Salmonella enterica subsp. enterica serovar 4,[5],12:i:- is a monophasic variant of S. enterica serovar Typhimurium (antigenic formula 4,[5],12:i:1,2). Worldwide, especially in several European countries and the United States, it has been reported among the 10 most frequently isolated serovars in pigs and humans. In the study reported here, 148 strains of the monophasic serovar isolated from pigs, pork, and humans in 2006 and 2007 in Germany were characterized by various phenotypic and genotypic methods. This characterization was done in order to investigate their clonality, the prevalence of identical subtypes in pigs, pork, and humans, and the genetic relatedness to other S. enterica serovar Typhimurium subtypes in respect to the pathogenic and resistance gene repertoire. Two major clonal lineages of the monophasic serovar were detected which can be differentiated by their phage types and pulsed-field gel electrophoresis (PFGE) profiles.
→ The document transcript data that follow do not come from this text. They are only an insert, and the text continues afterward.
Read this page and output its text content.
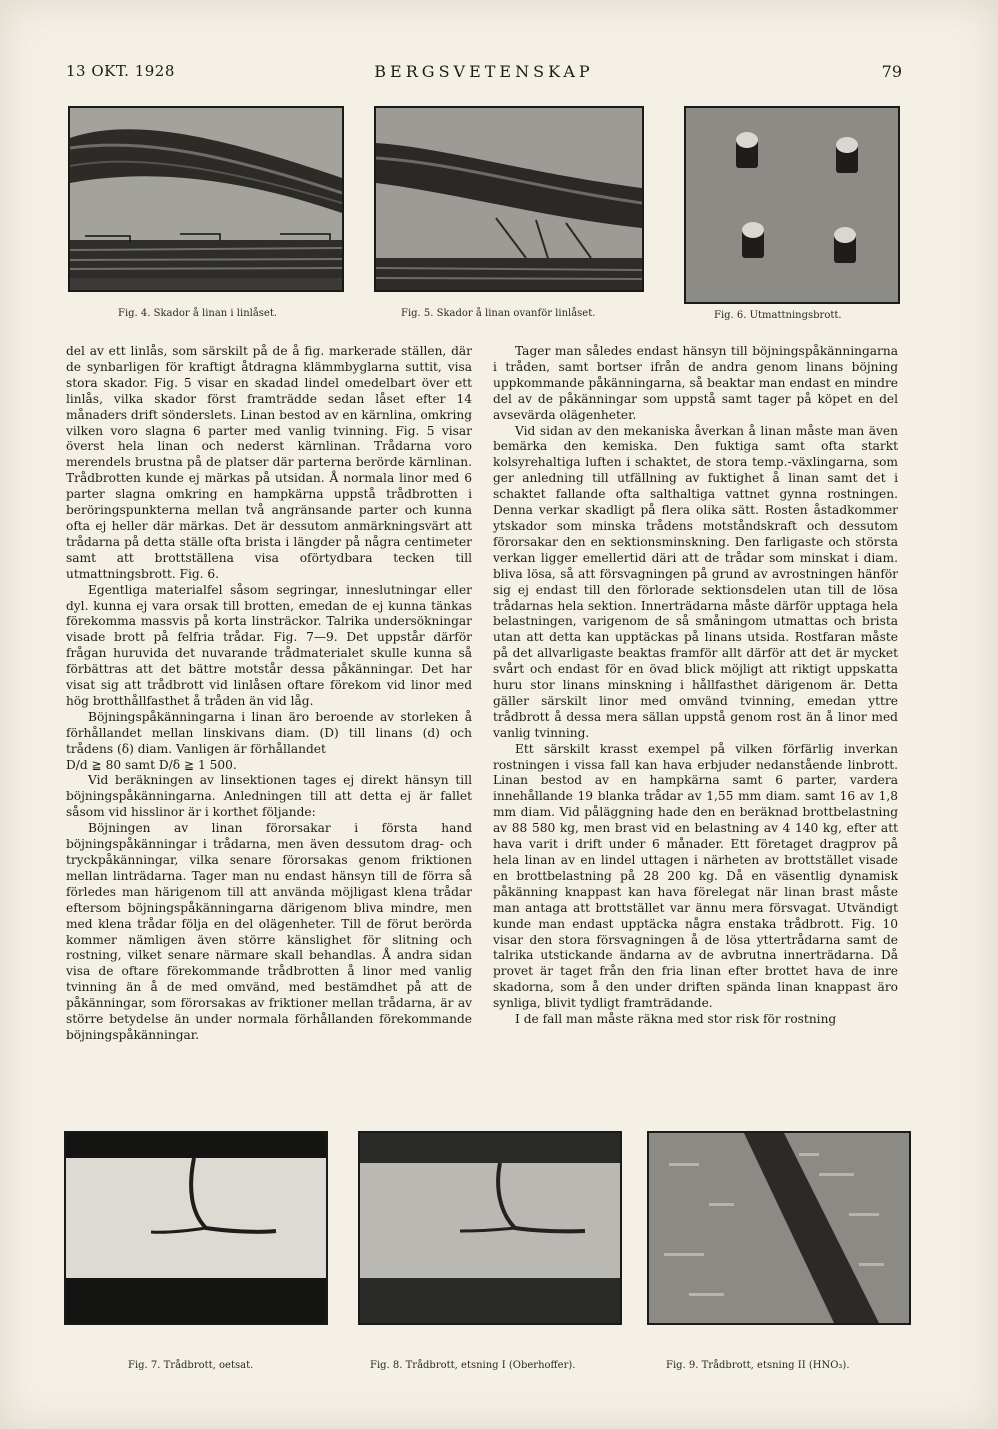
13 OKT. 1928	BERGSVETENSKAP	79
Fig. 4. Skador å linan i linlåset.	Fig. 5. Skador å linan ovanför linlåset.	Fig. 6. Utmattningsbrott.

del av ett linlås, som särskilt på de å fig. markerade ställen, där de synbarligen för kraftigt åtdragna klämmbyglarna suttit, visa stora skador. Fig. 5 visar en skadad lindel omedelbart över ett linlås, vilka skador först framträdde sedan låset efter 14 månaders drift sönderslets. Linan bestod av en kärnlina, omkring vilken voro slagna 6 parter med vanlig tvinning. Fig. 5 visar överst hela linan och nederst kärnlinan. Trådarna voro merendels brustna på de platser där parterna berörde kärnlinan. Trådbrotten kunde ej märkas på utsidan. Å normala linor med 6 parter slagna omkring en hampkärna uppstå trådbrotten i beröringspunkterna mellan två angränsande parter och kunna ofta ej heller där märkas. Det är dessutom anmärkningsvärt att trådarna på detta ställe ofta brista i längder på några centimeter samt att brottställena visa oförtydbara tecken till utmattningsbrott. Fig. 6.

Egentliga materialfel såsom segringar, inneslutningar eller dyl. kunna ej vara orsak till brotten, emedan de ej kunna tänkas förekomma massvis på korta linsträckor. Talrika undersökningar visade brott på felfria trådar. Fig. 7—9. Det uppstår därför frågan huruvida det nuvarande trådmaterialet skulle kunna så förbättras att det bättre motstår dessa påkänningar. Det har visat sig att trådbrott vid linlåsen oftare förekom vid linor med hög brotthållfasthet å tråden än vid låg.

Böjningspåkänningarna i linan äro beroende av storleken å förhållandet mellan linskivans diam. (D) till linans (d) och trådens (δ) diam. Vanligen är förhållandet

D/d ≧ 80 samt D/δ ≧ 1 500.

Vid beräkningen av linsektionen tages ej direkt hänsyn till böjningspåkänningarna. Anledningen till att detta ej är fallet såsom vid hisslinor är i korthet följande:

Böjningen av linan förorsakar i första hand böjningspåkänningar i trådarna, men även dessutom drag- och tryckpåkänningar, vilka senare förorsakas genom friktionen mellan linträdarna. Tager man nu endast hänsyn till de förra så förledes man härigenom till att använda möjligast klena trådar eftersom böjningspåkänningarna därigenom bliva mindre, men med klena trådar följa en del olägenheter. Till de förut berörda kommer nämligen även större känslighet för slitning och rostning, vilket senare närmare skall behandlas. Å andra sidan visa de oftare förekommande trådbrotten å linor med vanlig tvinning än å de med omvänd, med bestämdhet på att de påkänningar, som förorsakas av friktioner mellan trådarna, är av större betydelse än under normala förhållanden förekommande böjningspåkänningar.

Tager man således endast hänsyn till böjningspåkänningarna i tråden, samt bortser ifrån de andra genom linans böjning uppkommande påkänningarna, så beaktar man endast en mindre del av de påkänningar som uppstå samt tager på köpet en del avsevärda olägenheter.

Vid sidan av den mekaniska åverkan å linan måste man även bemärka den kemiska. Den fuktiga samt ofta starkt kolsyrehaltiga luften i schaktet, de stora temp.-växlingarna, som ger anledning till utfällning av fuktighet å linan samt det i schaktet fallande ofta salthaltiga vattnet gynna rostningen. Denna verkar skadligt på flera olika sätt. Rosten åstadkommer ytskador som minska trådens motståndskraft och dessutom förorsakar den en sektionsminskning. Den farligaste och största verkan ligger emellertid däri att de trådar som minskat i diam. bliva lösa, så att försvagningen på grund av avrostningen hänför sig ej endast till den förlorade sektionsdelen utan till de lösa trådarnas hela sektion. Innerträdarna måste därför upptaga hela belastningen, varigenom de så småningom utmattas och brista utan att detta kan upptäckas på linans utsida. Rostfaran måste på det allvarligaste beaktas framför allt därför att det är mycket svårt och endast för en övad blick möjligt att riktigt uppskatta huru stor linans minskning i hållfasthet därigenom är. Detta gäller särskilt linor med omvänd tvinning, emedan yttre trådbrott å dessa mera sällan uppstå genom rost än å linor med vanlig tvinning.

Ett särskilt krasst exempel på vilken förfärlig inverkan rostningen i vissa fall kan hava erbjuder nedanstående linbrott. Linan bestod av en hampkärna samt 6 parter, vardera innehållande 19 blanka trådar av 1,55 mm diam. samt 16 av 1,8 mm diam. Vid påläggning hade den en beräknad brottbelastning av 88 580 kg, men brast vid en belastning av 4 140 kg, efter att hava varit i drift under 6 månader. Ett företaget dragprov på hela linan av en lindel uttagen i närheten av brottstället visade en brottbelastning på 28 200 kg. Då en väsentlig dynamisk påkänning knappast kan hava förelegat när linan brast måste man antaga att brottstället var ännu mera försvagat. Utvändigt kunde man endast upptäcka några enstaka trådbrott. Fig. 10 visar den stora försvagningen å de lösa yttertrådarna samt de talrika utstickande ändarna av de avbrutna innerträdarna. Då provet är taget från den fria linan efter brottet hava de inre skadorna, som å den under driften spända linan knappast äro synliga, blivit tydligt framträdande.

I de fall man måste räkna med stor risk för rostning

Fig. 7. Trådbrott, oetsat.	Fig. 8. Trådbrott, etsning I (Oberhoffer).	Fig. 9. Trådbrott, etsning II (HNO₃).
Seventy percent of the strains tested belonged to definite phage type DT193, and those strains were mainly assigned to PFGE cluster B. Nineteen percent of the strains were typed to phage type DT120 and of these 86% belonged to PFGE cluster A. Sixty-five percent of the isolates of both lineages carried core multiresistance to ampicillin, streptomycin, tetracycline, and sulfamethoxazole encoded by the genes bla(TEM1-like), strA-strB, tet(B), and sul2. No correlation to the source of isolation was observed in either lineage. Microarray analysis of 61 S. enterica serovar 4,[5],12:i:- and 20 S. enterica serovar Typhimurium isolates tested determining the presence or absence of 102 representative pathogenicity genes in Salmonella revealed no differences except minor variations in single strains within and between the serovars, e.g., by presence of the virulence plasmid in four strains. Overall the study indicates that in Germany S. enterica serovar 4,[5],12:i:- strains isolated from pig, pork, and human are highly related, showing their transmission along the food chain. Since the pathogenicity gene repertoire is highly similar to that of S. enterica serovar Typhimurium, it is essential that interventions are introduced at the farm level in order to limit human infection.

FIG. 1.

UPGMA dendrogram of PFGE profiles identified in 148 S. enterica serovar 4,[5],12:i:− and 20 S. enterica serovar Typhimurium strains after digestion with XbaI. At the right of the PFGE profiles, a star indicates the presence of the profile in S. enterica serovar Typhimurium, and a filled circle indicates its presence in S. enterica serovar 4,[5],12:i:−. Profiles were designated X01 to X54. The numbers of isolates belonging to each source (total, pig, pork, and human) are also shown. Designated clusters A to E are indicated by curly brackets. A rectangle highlights the most prominent PFGE profile, X31, also found in an outbreak in Luxembourg (STYMXB.0131; designation according to PulseNet Europe).

FIG. 2.

Phenotypic and corresponding genotypic resistance profiles identified for the 61 S. enterica serovar 4,[5],12:i:− strains tested. At the top of the figure the NRL strain numbers, numbers of isolates with the same genetic resistance profile, and the corresponding phenotypic resistance patterns are indicated. On the left-hand side, the probes for genes related to antimicrobial resistance phenotypes (see Materials and Methods for abbreviations) or to other resistance elements, e.g., integron-associated integrases (int1, int2, and int_SG1) are listed in alphabetical order. The graph shows the hybridization result of each strain. A gray box indicates the presence of the target sequence in the strain; a white box indicates its absence.